Harpstedt – Renovierung, Eröffnungsparty, Zwangsschließung: Nein, so hatte sich Klaus Bublitz seinen Einstieg als neuer Pächter der Harpstedter Traditionskneipe „Zur alten Herberge“ nicht vorgestellt. Die Coronakrise mit einem langen Lockdown als Folge der Pandemie bremste den Delmenhorster regelrecht aus. Ein Quartal lang konnte er keine Einnahmen aus der Schankwirtschaft ziehen. Dem 45-Jährigen kam zugute, dass er hauptberuflich als Kraftfahrer mit dem Brummi unterwegs ist.
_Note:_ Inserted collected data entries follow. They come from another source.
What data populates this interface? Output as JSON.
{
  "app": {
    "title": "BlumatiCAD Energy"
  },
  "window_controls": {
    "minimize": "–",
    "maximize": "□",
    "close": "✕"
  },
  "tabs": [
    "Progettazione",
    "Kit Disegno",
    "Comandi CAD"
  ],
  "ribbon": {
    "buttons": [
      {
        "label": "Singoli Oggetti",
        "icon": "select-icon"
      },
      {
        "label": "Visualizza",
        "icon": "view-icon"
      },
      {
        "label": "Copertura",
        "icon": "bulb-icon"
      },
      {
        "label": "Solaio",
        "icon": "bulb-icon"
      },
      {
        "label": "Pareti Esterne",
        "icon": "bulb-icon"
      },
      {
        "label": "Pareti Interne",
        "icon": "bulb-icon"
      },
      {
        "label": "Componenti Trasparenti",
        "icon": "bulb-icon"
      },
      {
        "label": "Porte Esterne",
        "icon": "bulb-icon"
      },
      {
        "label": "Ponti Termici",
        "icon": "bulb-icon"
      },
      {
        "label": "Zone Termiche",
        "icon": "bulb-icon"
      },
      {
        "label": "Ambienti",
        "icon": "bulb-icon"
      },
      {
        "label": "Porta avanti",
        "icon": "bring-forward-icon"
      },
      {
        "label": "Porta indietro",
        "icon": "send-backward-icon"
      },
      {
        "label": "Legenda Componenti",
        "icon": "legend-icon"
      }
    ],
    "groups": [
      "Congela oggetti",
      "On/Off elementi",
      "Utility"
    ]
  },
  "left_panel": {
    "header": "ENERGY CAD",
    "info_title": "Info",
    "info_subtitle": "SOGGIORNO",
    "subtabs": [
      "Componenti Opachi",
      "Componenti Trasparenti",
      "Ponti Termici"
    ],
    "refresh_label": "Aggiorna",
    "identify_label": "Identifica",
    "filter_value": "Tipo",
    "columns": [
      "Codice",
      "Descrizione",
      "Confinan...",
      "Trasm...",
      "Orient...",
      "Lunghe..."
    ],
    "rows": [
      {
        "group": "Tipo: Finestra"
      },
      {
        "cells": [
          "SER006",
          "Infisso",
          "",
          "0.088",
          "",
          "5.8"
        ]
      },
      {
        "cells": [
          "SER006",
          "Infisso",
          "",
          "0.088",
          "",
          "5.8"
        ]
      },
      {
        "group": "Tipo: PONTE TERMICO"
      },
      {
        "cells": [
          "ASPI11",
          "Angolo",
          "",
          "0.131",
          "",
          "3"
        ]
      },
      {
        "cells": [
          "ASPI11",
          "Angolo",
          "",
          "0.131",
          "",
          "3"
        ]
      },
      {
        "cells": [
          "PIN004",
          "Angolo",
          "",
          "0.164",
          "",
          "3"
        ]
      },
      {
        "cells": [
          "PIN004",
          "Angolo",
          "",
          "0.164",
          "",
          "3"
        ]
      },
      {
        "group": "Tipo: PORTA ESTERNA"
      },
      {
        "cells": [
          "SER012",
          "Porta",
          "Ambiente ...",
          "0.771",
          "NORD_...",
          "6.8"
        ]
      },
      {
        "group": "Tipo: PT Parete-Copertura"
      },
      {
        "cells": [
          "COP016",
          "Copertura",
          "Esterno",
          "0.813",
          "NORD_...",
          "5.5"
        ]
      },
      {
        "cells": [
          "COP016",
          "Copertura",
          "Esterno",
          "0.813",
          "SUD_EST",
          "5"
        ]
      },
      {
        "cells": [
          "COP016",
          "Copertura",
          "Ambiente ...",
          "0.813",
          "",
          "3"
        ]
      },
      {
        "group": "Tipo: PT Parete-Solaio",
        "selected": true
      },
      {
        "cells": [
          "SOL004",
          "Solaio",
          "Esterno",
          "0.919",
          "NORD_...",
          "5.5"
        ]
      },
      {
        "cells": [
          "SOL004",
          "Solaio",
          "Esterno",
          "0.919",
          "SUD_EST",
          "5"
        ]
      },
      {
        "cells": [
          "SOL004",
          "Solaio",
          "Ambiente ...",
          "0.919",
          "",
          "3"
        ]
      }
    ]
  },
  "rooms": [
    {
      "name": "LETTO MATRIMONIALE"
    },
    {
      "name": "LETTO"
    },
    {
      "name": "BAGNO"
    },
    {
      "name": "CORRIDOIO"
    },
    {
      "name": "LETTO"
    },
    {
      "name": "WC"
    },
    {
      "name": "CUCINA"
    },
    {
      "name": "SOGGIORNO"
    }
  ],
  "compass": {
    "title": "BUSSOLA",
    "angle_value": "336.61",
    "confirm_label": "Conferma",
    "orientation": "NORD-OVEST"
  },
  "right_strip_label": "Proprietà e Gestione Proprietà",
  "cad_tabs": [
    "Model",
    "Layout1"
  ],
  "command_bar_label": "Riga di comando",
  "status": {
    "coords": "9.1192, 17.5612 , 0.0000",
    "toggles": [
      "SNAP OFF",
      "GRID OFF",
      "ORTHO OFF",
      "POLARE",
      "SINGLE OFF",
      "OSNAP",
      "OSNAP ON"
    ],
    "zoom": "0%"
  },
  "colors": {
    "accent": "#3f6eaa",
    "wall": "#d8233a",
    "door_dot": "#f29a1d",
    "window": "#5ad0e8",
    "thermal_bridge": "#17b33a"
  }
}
Die Kneipe sei für ihn Nebenerwerb und Hobby, sagt er.

Die Immobilie an der Ecke Mühlenweg/Burgstraße, die auch die Polizeistation beherbergt, gehört Edo Beneking. Nach der langen Zwangspause sind die Stammgäste inzwischen zurückgekehrt. Die Knobler dürften allerdings noch nicht wieder alle am Stammtisch sitzen und die Würfel kreisen lassen, weiß Klaus Bublitz, weil das nicht im Einklang mit Abstandsgebot und Zwei-Haushalte-Regelung stünde. Helfend zur Seite steht dem Betreiber der Raucherkneipe seine Schwägerin Sandra Tobihn aus Dünsen, die bereits zu Zeiten des vorherigen Pächters Metin Kalabalik oft den Thekendienst übernahm. Der Kneipenbetrieb darf vorerst nur unter Coronabedingungen laufen, also mit Einschränkungen. Das heißt für die Gäste vor allem: Kontaktdaten in Formulare eintragen und mindestens anderthalb Meter Distanz zum Nebenmann wahren. Party machen mit vielen Leuten aus mehr als zwei Hausständen bleibt indes tabu.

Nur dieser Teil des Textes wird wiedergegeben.